Der Braunschweiger Zoo betreibt bereits eine 80-kW-Photovoltaikanlage sowie mehrere kleinere Solaranlagen. Nun plant er, die Solarleistung um weitere 12 kW zu erweitern und einen 10-kW-Batteriespeicher zu installieren. Zudem hat der Zoo seine Heizversorgung diversifiziert: Ein Blockheizkraftwerk, ein Holzvergaser und ein Pelletkessel reduzieren die Abhängigkeit vom teuren Stromnetz.

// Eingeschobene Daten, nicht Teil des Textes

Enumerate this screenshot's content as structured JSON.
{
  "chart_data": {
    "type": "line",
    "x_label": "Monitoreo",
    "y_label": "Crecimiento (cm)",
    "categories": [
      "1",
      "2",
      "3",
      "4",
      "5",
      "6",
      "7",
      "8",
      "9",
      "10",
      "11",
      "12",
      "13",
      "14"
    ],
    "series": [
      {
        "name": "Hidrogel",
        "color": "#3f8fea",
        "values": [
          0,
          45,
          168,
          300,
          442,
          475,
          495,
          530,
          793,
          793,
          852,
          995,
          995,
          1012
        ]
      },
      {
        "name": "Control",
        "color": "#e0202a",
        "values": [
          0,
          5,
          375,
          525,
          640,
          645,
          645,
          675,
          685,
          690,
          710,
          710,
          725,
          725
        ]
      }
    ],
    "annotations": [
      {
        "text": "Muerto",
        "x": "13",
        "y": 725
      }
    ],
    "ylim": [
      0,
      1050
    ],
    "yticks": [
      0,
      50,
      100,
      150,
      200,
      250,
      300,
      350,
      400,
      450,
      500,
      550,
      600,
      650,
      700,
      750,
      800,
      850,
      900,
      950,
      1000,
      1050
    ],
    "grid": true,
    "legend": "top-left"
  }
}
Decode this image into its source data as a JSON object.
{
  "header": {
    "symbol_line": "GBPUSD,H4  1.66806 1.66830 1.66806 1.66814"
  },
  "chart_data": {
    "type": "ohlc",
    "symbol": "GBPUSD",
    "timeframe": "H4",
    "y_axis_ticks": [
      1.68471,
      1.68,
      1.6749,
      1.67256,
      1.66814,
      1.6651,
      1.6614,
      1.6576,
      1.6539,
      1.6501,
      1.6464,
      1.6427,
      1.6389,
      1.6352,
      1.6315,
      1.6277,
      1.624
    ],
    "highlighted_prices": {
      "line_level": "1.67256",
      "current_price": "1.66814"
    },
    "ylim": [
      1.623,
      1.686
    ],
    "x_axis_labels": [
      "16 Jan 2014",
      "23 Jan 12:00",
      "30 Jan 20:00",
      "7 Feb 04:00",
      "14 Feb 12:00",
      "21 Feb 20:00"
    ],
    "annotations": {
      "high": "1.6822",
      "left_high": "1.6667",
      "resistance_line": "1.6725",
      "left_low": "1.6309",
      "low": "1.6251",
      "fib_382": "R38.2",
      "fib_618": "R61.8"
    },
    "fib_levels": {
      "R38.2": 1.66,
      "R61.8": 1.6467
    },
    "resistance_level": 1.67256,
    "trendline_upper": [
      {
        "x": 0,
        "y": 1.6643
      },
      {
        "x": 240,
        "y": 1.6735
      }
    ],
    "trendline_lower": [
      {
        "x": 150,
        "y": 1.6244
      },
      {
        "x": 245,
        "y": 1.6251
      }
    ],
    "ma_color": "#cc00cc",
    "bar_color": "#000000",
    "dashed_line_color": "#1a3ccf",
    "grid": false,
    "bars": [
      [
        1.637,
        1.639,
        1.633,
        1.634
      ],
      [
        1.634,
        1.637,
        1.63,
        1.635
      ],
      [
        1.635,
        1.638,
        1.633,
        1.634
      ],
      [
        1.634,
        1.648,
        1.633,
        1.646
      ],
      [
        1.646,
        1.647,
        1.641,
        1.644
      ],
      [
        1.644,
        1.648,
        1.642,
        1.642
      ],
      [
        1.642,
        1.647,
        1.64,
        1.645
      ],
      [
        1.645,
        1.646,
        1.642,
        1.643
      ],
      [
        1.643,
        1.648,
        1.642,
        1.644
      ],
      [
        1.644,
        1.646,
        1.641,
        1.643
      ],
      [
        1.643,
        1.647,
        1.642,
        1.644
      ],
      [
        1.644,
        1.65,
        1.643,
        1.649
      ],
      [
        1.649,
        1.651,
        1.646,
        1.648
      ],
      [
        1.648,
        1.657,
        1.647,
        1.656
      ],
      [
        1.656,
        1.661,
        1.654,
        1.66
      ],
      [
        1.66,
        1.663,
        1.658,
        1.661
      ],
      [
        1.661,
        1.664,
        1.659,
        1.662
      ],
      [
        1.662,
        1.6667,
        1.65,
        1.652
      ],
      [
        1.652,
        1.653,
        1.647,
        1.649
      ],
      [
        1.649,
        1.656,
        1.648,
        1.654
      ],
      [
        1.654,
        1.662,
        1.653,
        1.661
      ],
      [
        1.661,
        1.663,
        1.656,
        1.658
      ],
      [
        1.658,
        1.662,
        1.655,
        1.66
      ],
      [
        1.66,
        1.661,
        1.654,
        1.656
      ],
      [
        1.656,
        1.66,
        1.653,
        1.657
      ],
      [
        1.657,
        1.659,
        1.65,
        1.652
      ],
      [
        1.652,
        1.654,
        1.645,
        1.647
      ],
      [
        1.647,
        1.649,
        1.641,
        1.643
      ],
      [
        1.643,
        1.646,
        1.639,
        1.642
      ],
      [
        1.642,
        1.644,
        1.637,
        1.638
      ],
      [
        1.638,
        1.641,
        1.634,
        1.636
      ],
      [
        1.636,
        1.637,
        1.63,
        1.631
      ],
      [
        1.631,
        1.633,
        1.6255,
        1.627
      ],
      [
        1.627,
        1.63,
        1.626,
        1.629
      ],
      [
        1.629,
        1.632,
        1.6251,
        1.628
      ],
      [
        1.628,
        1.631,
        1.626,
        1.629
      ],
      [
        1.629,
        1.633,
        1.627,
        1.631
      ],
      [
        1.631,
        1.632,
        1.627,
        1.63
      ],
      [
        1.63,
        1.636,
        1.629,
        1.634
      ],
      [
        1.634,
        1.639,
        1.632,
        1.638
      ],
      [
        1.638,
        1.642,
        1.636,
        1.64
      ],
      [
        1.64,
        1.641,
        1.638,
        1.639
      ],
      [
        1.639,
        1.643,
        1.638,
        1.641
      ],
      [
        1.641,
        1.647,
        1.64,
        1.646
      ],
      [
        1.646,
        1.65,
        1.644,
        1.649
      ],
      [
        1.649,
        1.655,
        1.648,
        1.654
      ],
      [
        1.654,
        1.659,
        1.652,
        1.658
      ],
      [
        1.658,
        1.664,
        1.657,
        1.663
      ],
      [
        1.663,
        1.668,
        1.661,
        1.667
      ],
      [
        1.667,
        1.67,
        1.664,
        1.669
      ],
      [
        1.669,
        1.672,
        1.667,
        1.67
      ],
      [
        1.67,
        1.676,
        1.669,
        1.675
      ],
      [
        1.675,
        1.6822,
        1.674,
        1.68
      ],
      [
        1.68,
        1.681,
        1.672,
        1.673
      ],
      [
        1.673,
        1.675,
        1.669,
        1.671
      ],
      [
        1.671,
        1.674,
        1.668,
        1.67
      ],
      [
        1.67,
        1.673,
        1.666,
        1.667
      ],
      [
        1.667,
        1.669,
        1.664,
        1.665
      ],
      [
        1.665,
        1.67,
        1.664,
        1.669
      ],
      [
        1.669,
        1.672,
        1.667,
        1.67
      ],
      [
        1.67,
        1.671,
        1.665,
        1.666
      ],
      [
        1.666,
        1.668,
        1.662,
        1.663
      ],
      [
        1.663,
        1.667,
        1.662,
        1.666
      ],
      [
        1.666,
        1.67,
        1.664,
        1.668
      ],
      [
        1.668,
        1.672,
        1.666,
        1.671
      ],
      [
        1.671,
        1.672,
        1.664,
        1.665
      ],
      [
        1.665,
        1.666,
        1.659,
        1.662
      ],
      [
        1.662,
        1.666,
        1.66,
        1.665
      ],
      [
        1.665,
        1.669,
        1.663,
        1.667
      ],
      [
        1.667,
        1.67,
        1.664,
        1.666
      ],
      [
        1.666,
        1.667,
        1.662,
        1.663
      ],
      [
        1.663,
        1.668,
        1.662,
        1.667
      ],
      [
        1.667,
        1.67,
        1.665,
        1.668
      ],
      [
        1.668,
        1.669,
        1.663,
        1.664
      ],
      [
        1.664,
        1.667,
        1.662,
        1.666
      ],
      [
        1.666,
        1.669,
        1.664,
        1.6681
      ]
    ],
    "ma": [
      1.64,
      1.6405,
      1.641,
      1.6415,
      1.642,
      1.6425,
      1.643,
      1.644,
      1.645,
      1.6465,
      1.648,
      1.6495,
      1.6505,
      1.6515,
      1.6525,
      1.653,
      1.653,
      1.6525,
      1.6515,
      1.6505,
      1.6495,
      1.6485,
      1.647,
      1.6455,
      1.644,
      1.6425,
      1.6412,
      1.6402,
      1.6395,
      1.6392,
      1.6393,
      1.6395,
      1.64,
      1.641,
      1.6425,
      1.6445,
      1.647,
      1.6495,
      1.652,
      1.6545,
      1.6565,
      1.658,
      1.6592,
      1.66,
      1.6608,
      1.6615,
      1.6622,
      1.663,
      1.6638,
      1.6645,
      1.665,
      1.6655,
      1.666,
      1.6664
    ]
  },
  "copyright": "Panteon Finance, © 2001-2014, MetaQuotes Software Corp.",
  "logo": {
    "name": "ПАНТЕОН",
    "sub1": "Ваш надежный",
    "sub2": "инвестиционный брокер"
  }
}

Auch anderswo wird umgerüstet: Das Artenschutzzentrum Grasleben hat Solarmodule installiert, um den hohen Energiebedarf wärmeliebender Tierarten zu decken. Der Wildpark Essehof hingegen setzt auf eine Biomasseheizung – dank dieser Lösung liegen die Energiekosten dort bei nur 6 bis 8 Prozent der Gesamtausgaben.
Trotz der finanziellen Belastung planen weder der Braunschweiger Zoo noch der Wildpark Essehof, Tiere abzugeben oder zu verkaufen. Im Wildpark Stöckheim schlagen die Energiekosten sogar nur mit 2,5 Prozent zu Buche – ein Zeichen dafür, dass manche Einrichtungen die Preissprünge besser abfedern können als andere.
Die Investitionen in Solarenergie und Biomasse zeigen, wie erneuerbare Energien die Kostennot lindern können. Beide Parks schließen eine Verringerung der Tierbestände aus und setzen stattdessen auf nachhaltige Energielösungen. Die Maßnahmen verdeutlichen einen wachsenden Trend zur Eigenversorgung angesichts der schwankenden Energiemärkte.